Historically, many small European states gave extraordinary rights to their nobles and these have been preserved in the constitutional structure of the EU for its lackeys. Such important personages cannot be expected to follow the same laws as those they rule.

So who are we running the place for?

With a booming black economy and the highest number of small businesses in Europe, cash is still very much king in Italy and Giorgia Meloni’s new right-wing coalition wants to keep it that way.

While the rest of Europe hurtles towards a cashless society, cash-dependent Italy is stubbornly resisting.

Meloni’s newly installed government has put forward proposals to help the country’s backbone of small businesses by prolonging the lifespan of cash. In the process, she is locking horns with the EU and her own central bank, who complain high cash usage is fuelling the black economy and enabling tax dodging.

The economy’s the economy, whether white, grey (tax dodging) or black (illegal).

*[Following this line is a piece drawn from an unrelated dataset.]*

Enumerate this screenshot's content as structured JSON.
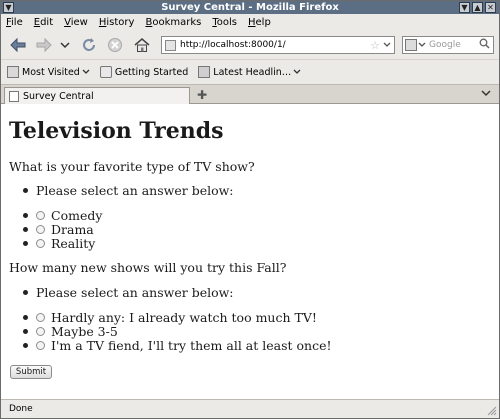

It’s the accumulation of what tens of million of people do, wish to do and how they do it and wish to.

Demanding that it all be white so that the bureaucracy can take its vigorish off the top is to put the interests of the bureaucracy above those of the people.

How fun that we’ve the far-right neo-fascists arguing for the people, the EU for the bureaucrats.

Terrors

An EU-funded study found evidence of widespread criminal, risky and delinquent behaviour among the 16-19 age group in nine European countries including the UK.

A survey of 8,000 young people found that one in four have tracked or trolled someone online, one in eight have engaged in online harassment, one in 10 have engaged in hate speech or hacking, one in five have engaged in sexting and one in three have engaged in digital piracy. It also found that four out of 10 have watched pornography.

Teens are being teens and no doubt the EU will now pass laws trying to stop them being so.

Sigh.

The EU’s grand success with computing projects

Prokect Quaero was only the beginning of the massive success:

After spending €387,000 (£332,500) on creating a virtual world to promote the EU’s “global gateway” development projects, officials hoped to introduce young people to the website with a special “gala” night of “music and fun” .

“Are you ready to party?” asked the invitation to the event on Tuesday night.

Only a handful of people, appearing as avatars, turned up.

“I’m here at the ‘gala’,” tweeted Vince Chadwick, a journalist for Devex, a website providing news for the development and NGO sector. “After initial bemused chats with the roughly five other humans who showed up, I am alone.”

Good thing we have left, isn’t it.

Simple answer to this question

Brexit added almost £6bn to UK food bills in the two years to the end of 2021, affecting poorest households the most, research has found.

Hmm. That’s bad.

Nikhil Datta, assistant professor of economics at Warwick University and a co-author of the study, said: “The policy implications are stark: non-tariff barriers are an important impediment to trade that should be a first-order concern, at least on a par with tariffs, for policymakers interested in low consumer prices.”

Oh. So this isn’t, in fact, really Brexit at all. It’s the insane insistence on having border checks. Simply declare that anything legal in the EU is also legal in the UK an be done with the lot of it.

You know, free trade?

Who in buggery are you?

Elon Musk has disbanded Twitter’s entire office in Brussels after a row over the policing of the social network’s content in the bloc.

Julia Mozer and Dario La Nasa, who were in charge of Twitter’s digital policy in Europe, left the company last week, according to the Financial Times.

There’s no particular reason why the moderation of Twitter – or any other operational matter – requires an office in Brussels. What does require an office there is lobbying the EU. Not having that office means that lobbying the EU isn;t worth the time or cost.

That’s what hurts:

Shortly afterwards, European commissioner Thierry Breton issued a curt reminder of the EU’s content-moderation laws, saying: “In Europe, the bird will fly by our rules.”

“Who the fuck are you and why do I care about your rules?”